Ms Zhang is so typical of the country’s overseas investment activity that every Australian real estate agent should study her carefully if they hope to succeed with Chinese buyers.
With US$3.6 billion and not yet 50 years old, Miss Zhang has much more money than Donald Trump and Oprah Winfrey. She is the seventh wealthiest self-made female billionaire in the world.
Ms Zhang's investments in overseas countries like Australia are legendary. For example, she is the biggest foreign investor in New York, where she has invested more than US$1 billion.
Here are the six things you can learn from Ms Zhang:
1. Chinese investors may be risk takers
Ms Zhang made it all herself. She didn’t inherit any of her money. This is something you quickly learn about high-net-worth Chinese of her age. They all started out poor. Just a few decades ago, the entire country was sunk in poverty and misery.
To make so much money, so fast, and from such a disadvantaged starting point, individuals like Ms Zhang have had to be incredible risk takers. This is why they are willing to invest in Australian real estate, a market that may be new to them.
2. They have large cash reserves
Ms Zhang was born in Beijing in 1965. She suffered through Mao’s cultural revolution, then escaped with her mother to Hong Kong at the age of 14. Their shared 'home' was a room, just big enough for their two bunk beds.
Yet even at a young age, Ms Zhang had high hopes. She worked for five years in small garment and electronics factories, saving her earnings until she had enough – at age 19 – to buy an airfare to London. There she studied English and launched herself into her successful career.
The importance of penny pinching to Ms Zhang’s final success points out an important fact about most Chinese investors. By Australian standards, they are huge savers. The national savings rate in China is the highest in the world. China has more than US$15 trillion in bank deposits, and they are banking an extra US$2 trillion every year.
Only a small percentage of Australian buyers pay in cash, but buyers from China do so about 60 per cent of the time.
3. Many self-made Chinese are female
Here’s another unusual fact about Ms Zhang. Most western billionaires are men. But as a woman, she is representative of many other self-made women in China. These woman are savvy, independent and powerful.
Forget any old-fashioned ideas you may have, and treat your female Chinese buyers with the respect they deserve. Give them the same hard-hitting information on yields and capital gains that you would provide to any serious potential buyer. They are more than able to evaluate an investment property and read a spreadsheet.
4. They can be tough negotiators
Wealthy Chinese are just like any other good business people who have made their own fortunes. They can be tough negotiators. Ms Zhang herself beat out Leonardo Di Caprio, a Saudi prince and Brad Pitt to win the bidding for a 19th-century townhouse in Manhattan.
Of course, when you have a few billion dollars and you see a property you want, it’s easy enough to spend a little extra to ensure you get it. Those deals do happen. Overall, however, Chinese buyers are just as attached to their money as anyone else. They will try to get the best possible price.

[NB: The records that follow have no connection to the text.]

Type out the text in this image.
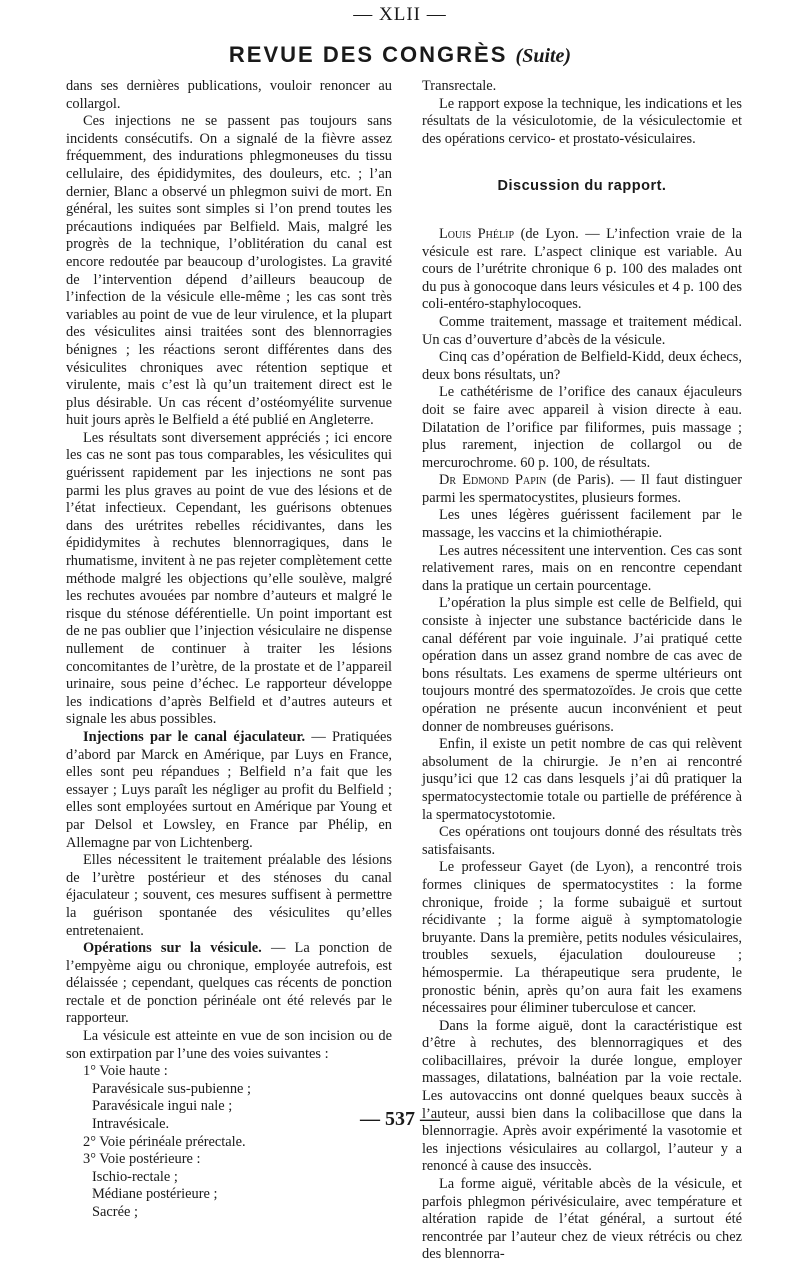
— XLII —
REVUE DES CONGRÈS (Suite)

dans ses dernières publications, vouloir renoncer au collargol.

Ces injections ne se passent pas toujours sans incidents consécutifs. On a signalé de la fièvre assez fréquemment, des indurations phlegmoneuses du tissu cellulaire, des épididymites, des douleurs, etc. ; l’an dernier, Blanc a observé un phlegmon suivi de mort. En général, les suites sont simples si l’on prend toutes les précautions indiquées par Belfield. Mais, malgré les progrès de la technique, l’oblitération du canal est encore redoutée par beaucoup d’urologistes. La gravité de l’intervention dépend d’ailleurs beaucoup de l’infection de la vésicule elle-même ; les cas sont très variables au point de vue de leur virulence, et la plupart des vésiculites ainsi traitées sont des blennorragies bénignes ; les réactions seront différentes dans des vésiculites chroniques avec rétention septique et virulente, mais c’est là qu’un traitement direct est le plus désirable. Un cas récent d’ostéomyélite survenue huit jours après le Belfield a été publié en Angleterre.

Les résultats sont diversement appréciés ; ici encore les cas ne sont pas tous comparables, les vésiculites qui guérissent rapidement par les injections ne sont pas parmi les plus graves au point de vue des lésions et de l’état infectieux. Cependant, les guérisons obtenues dans des urétrites rebelles récidivantes, dans les épididymites à rechutes blennorragiques, dans le rhumatisme, invitent à ne pas rejeter complètement cette méthode malgré les objections qu’elle soulève, malgré les rechutes avouées par nombre d’auteurs et malgré le risque du sténose déférentielle. Un point important est de ne pas oublier que l’injection vésiculaire ne dispense nullement de continuer à traiter les lésions concomitantes de l’urètre, de la prostate et de l’appareil urinaire, sous peine d’échec. Le rapporteur développe les indications d’après Belfield et d’autres auteurs et signale les abus possibles.

Injections par le canal éjaculateur. — Pratiquées d’abord par Marck en Amérique, par Luys en France, elles sont peu répandues ; Belfield n’a fait que les essayer ; Luys paraît les négliger au profit du Belfield ; elles sont employées surtout en Amérique par Young et par Delsol et Lowsley, en France par Phélip, en Allemagne par von Lichtenberg.

Elles nécessitent le traitement préalable des lésions de l’urètre postérieur et des sténoses du canal éjaculateur ; souvent, ces mesures suffisent à permettre la guérison spontanée des vésiculites qu’elles entretenaient.

Opérations sur la vésicule. — La ponction de l’empyème aigu ou chronique, employée autrefois, est délaissée ; cependant, quelques cas récents de ponction rectale et de ponction périnéale ont été relevés par le rapporteur.

La vésicule est atteinte en vue de son incision ou de son extirpation par l’une des voies suivantes :

1° Voie haute :
Paravésicale sus-pubienne ;
Paravésicale ingui nale ;
Intravésicale.
2° Voie périnéale prérectale.
3° Voie postérieure :
Ischio-rectale ;
Médiane postérieure ;
Sacrée ;

Transrectale.

Le rapport expose la technique, les indications et les résultats de la vésiculotomie, de la vésiculectomie et des opérations cervico- et prostato-vésiculaires.

Discussion du rapport.

Louis Phélip (de Lyon. — L’infection vraie de la vésicule est rare. L’aspect clinique est variable. Au cours de l’urétrite chronique 6 p. 100 des malades ont du pus à gonocoque dans leurs vésicules et 4 p. 100 des coli-entéro-staphylocoques.

Comme traitement, massage et traitement médical. Un cas d’ouverture d’abcès de la vésicule.

Cinq cas d’opération de Belfield-Kidd, deux échecs, deux bons résultats, un?

Le cathétérisme de l’orifice des canaux éjaculeurs doit se faire avec appareil à vision directe à eau. Dilatation de l’orifice par filiformes, puis massage ; plus rarement, injection de collargol ou de mercurochrome. 60 p. 100, de résultats.

Dr Edmond Papin (de Paris). — Il faut distinguer parmi les spermatocystites, plusieurs formes.

Les unes légères guérissent facilement par le massage, les vaccins et la chimiothérapie.

Les autres nécessitent une intervention. Ces cas sont relativement rares, mais on en rencontre cependant dans la pratique un certain pourcentage.

L’opération la plus simple est celle de Belfield, qui consiste à injecter une substance bactéricide dans le canal déférent par voie inguinale. J’ai pratiqué cette opération dans un assez grand nombre de cas avec de bons résultats. Les examens de sperme ultérieurs ont toujours montré des spermatozoïdes. Je crois que cette opération ne présente aucun inconvénient et peut donner de nombreuses guérisons.

Enfin, il existe un petit nombre de cas qui relèvent absolument de la chirurgie. Je n’en ai rencontré jusqu’ici que 12 cas dans lesquels j’ai dû pratiquer la spermatocystectomie totale ou partielle de préférence à la spermatocystotomie.

Ces opérations ont toujours donné des résultats très satisfaisants.

Le professeur Gayet (de Lyon), a rencontré trois formes cliniques de spermatocystites : la forme chronique, froide ; la forme subaiguë et surtout récidivante ; la forme aiguë à symptomatologie bruyante. Dans la première, petits nodules vésiculaires, troubles sexuels, éjaculation douloureuse ; hémospermie. La thérapeutique sera prudente, le pronostic bénin, après qu’on aura fait les examens nécessaires pour éliminer tuberculose et cancer.

Dans la forme aiguë, dont la caractéristique est d’être à rechutes, des blennorragiques et des colibacillaires, prévoir la durée longue, employer massages, dilatations, balnéation par la voie rectale. Les autovaccins ont donné quelques beaux succès à l’auteur, aussi bien dans la colibacillose que dans la blennorragie. Après avoir expérimenté la vasotomie et les injections vésiculaires au collargol, l’auteur y a renoncé à cause des insuccès.

La forme aiguë, véritable abcès de la vésicule, et parfois phlegmon périvésiculaire, avec température et altération rapide de l’état général, a surtout été rencontrée par l’auteur chez de vieux rétrécis ou chez des blennorra-

— 537 —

My advice to you is simple: be prepared and be upfront.
5. They know real estate
Many of China's richest persons made their money in real estate development. Ms Zhang is one of these. When working with buyers from China, you may be surprised by how savvy they are about property and investing.
This opens opportunities for agents selling development sites, house and land packages and off-the-plan units. Your Chinese buyers will be able to see the potential value that can be created and spend accordingly.
6. They want balance
High-net-worth Chinese of Ms Zhang’s generation are legendarily hard workers. It’s one of the keys to their success.
Yet today, many of them are realising they need more balance in their lives. A survey shows that 63 per cent of Chinese say their lives are getting too busy, while 44 per cent say this is making it hard for them to take proper care of themselves.
This is one reason Australia is China’s second most favourite country in the world for Chinese buyers. The 'Lucky Country’s' blue skies, clean beaches, vast bushlands, manageable cities, protected environment and healthy food are incredibly appealing to upper-middle-class Chinese and their richer compatriots.
The lesson for agents is to market the lifestyle benefits of the properties you are selling. Make your listing descriptions half investment pitch and half tourist brochure.
Armed with these five facts about Chinese real estate investors, you should be better prepared to make your own fortune by helping these buyers make good investments in Australia.